Wandering about the Internets (I accidentally typed Internest) looking at things other than all that stuff chronicling the most recent (and thus far most compelling) evidence of the utter bankruptcy of our governing class, I poked around in the feature film collection of the Internet Archive. Not having a high speed connection, I'd never bothered to check it out before. It would take days to download a movie over dial-up, so there's not much point. But idle curiosity led me to look at a couple of pages of their listings. Despite the fact that it's called a feature film archive, not all of the 569 items in it are full length films. Some are shorts, including (among the first hundred films listed) a handful of Tom and Jerry cartoons, a couple of Superman cartoons, and a Popeye cartoon. There are episodes of old serials as well (I don't know if all the episodes are available) and a few comedy shorts, including one with the Three Stooges, and a collection of four early Chaplin shorts.
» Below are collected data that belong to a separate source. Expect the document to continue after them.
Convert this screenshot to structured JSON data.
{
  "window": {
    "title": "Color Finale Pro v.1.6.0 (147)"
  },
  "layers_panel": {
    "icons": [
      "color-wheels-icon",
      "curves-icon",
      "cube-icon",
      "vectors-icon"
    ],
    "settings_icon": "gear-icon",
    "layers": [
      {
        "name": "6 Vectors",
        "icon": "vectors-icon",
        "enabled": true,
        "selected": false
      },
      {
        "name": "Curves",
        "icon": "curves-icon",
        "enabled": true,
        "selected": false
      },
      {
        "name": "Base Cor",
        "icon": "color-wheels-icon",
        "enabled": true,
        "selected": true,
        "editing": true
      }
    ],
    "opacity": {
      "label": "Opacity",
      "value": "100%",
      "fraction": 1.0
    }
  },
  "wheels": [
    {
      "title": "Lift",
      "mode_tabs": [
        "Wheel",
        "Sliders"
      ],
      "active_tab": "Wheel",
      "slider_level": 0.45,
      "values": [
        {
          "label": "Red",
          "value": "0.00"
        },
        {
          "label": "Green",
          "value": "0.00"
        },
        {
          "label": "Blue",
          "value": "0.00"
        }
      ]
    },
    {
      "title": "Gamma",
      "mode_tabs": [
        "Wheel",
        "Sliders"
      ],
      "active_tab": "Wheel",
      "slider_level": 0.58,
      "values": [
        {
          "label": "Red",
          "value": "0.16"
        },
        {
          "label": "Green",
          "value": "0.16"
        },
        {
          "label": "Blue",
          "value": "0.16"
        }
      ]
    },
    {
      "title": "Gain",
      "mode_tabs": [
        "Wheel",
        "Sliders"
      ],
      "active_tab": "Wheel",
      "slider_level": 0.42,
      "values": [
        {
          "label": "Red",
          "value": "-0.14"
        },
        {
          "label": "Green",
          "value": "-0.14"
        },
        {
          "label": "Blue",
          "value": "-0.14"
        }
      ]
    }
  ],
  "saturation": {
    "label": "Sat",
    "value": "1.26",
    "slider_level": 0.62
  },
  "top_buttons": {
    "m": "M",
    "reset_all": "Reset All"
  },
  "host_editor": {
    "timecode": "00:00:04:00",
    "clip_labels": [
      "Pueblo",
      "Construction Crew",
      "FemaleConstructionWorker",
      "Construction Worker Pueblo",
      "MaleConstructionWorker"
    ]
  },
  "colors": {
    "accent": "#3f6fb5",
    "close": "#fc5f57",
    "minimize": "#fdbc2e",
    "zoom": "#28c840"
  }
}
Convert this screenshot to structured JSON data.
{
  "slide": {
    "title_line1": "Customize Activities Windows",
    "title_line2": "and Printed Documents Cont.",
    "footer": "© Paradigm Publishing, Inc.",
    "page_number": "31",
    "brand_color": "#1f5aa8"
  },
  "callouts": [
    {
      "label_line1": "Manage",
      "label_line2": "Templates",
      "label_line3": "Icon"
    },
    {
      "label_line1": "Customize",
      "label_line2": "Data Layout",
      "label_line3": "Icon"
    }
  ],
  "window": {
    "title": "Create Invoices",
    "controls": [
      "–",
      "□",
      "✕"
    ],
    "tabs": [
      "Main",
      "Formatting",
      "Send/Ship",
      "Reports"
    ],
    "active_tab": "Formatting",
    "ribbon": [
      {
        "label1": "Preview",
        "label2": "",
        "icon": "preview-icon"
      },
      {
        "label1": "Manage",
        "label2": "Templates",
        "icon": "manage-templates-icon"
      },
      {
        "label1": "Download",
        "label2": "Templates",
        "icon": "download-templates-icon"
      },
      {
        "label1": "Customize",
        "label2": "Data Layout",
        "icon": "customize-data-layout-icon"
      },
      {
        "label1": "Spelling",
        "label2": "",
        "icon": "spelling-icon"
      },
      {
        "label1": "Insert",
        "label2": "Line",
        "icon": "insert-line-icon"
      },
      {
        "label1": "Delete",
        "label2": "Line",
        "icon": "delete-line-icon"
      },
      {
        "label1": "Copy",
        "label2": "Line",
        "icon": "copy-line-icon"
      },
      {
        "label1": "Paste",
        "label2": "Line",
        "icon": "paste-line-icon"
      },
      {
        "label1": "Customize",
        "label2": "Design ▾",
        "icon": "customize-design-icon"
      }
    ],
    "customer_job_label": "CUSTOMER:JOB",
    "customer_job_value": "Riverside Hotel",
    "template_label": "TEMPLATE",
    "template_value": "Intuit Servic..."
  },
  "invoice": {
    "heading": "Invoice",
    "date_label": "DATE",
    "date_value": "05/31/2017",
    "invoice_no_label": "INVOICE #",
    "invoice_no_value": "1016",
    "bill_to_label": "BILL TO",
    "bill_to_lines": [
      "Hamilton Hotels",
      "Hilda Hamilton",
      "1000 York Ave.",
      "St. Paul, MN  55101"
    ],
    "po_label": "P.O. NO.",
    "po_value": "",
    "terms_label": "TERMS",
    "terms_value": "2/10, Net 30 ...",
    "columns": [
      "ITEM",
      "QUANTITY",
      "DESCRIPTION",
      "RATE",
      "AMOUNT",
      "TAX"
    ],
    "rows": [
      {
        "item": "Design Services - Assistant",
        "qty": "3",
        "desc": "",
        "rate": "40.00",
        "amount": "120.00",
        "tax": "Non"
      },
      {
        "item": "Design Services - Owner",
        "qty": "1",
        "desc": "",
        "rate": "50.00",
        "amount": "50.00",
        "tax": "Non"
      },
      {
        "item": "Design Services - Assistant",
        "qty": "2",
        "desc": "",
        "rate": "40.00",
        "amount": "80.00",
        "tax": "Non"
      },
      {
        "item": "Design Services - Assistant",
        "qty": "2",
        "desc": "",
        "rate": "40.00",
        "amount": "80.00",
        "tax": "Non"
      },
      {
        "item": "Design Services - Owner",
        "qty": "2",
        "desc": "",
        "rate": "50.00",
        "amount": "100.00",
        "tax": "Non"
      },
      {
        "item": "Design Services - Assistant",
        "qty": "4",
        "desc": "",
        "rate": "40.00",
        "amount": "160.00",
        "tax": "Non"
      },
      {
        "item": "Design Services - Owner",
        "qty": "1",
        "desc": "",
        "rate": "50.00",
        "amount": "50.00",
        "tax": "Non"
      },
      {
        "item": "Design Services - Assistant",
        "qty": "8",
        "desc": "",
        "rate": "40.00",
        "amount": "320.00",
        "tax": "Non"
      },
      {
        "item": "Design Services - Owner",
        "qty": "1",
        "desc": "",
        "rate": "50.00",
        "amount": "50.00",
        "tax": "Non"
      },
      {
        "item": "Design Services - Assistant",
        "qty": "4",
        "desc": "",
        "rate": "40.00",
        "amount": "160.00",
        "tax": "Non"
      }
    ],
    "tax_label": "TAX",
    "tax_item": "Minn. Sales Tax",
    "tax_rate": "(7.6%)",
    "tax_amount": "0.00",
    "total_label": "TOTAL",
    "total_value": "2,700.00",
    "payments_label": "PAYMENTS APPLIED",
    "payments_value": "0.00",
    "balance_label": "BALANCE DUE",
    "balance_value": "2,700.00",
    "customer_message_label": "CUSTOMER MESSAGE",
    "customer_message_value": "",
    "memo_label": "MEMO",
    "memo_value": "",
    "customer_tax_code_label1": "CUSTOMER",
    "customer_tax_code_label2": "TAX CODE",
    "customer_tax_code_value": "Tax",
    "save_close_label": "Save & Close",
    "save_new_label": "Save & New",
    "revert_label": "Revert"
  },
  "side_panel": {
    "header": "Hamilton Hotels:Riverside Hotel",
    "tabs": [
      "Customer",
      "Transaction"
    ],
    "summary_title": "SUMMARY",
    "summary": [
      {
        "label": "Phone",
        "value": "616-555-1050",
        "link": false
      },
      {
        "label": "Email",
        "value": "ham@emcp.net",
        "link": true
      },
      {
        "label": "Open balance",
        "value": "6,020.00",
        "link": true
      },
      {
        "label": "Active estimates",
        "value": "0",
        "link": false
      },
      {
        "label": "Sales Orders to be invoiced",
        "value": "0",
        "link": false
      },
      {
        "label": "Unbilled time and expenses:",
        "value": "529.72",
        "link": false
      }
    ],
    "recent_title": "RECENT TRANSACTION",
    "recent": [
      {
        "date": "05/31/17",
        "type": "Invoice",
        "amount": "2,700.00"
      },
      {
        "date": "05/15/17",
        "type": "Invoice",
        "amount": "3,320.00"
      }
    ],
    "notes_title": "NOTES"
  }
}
Among the actual feature films I saw listed were several silents, including the 1922 Nosferatu, and the German expressionist movies The Golem and The Cabinet of Dr. Caligari. There were also several well-known features from the 1930s, including My Man Godfrey, His Girl Friday, and the first version of Hitchcock's The Man Who Knew Too Much. There were also a number of "B" film noir movies from the '40s and '50s. The most surprising inclusion as all these movies are in the public domain, was the 1960s classic Charade, with Audrey Hepburn and Cary Grant. It turns out that this movie entered the public domain by accident, when the studio released it without the then-required copyright symbol on it. Hurray for sloppy studio employees!
There is also an oddity from 1924 called the Tribune-American Dream Picture, which was the result of a contest run by an Oakland newspaper. Readers submitted their dreams, and the winning dream was made into a short movie. I think I might download that one some night, as it's available in an 8MB version. That wouldn't take too long. I think it might be interesting to watch a movie makers interpretation of some ordinary person's dream from eighty years ago.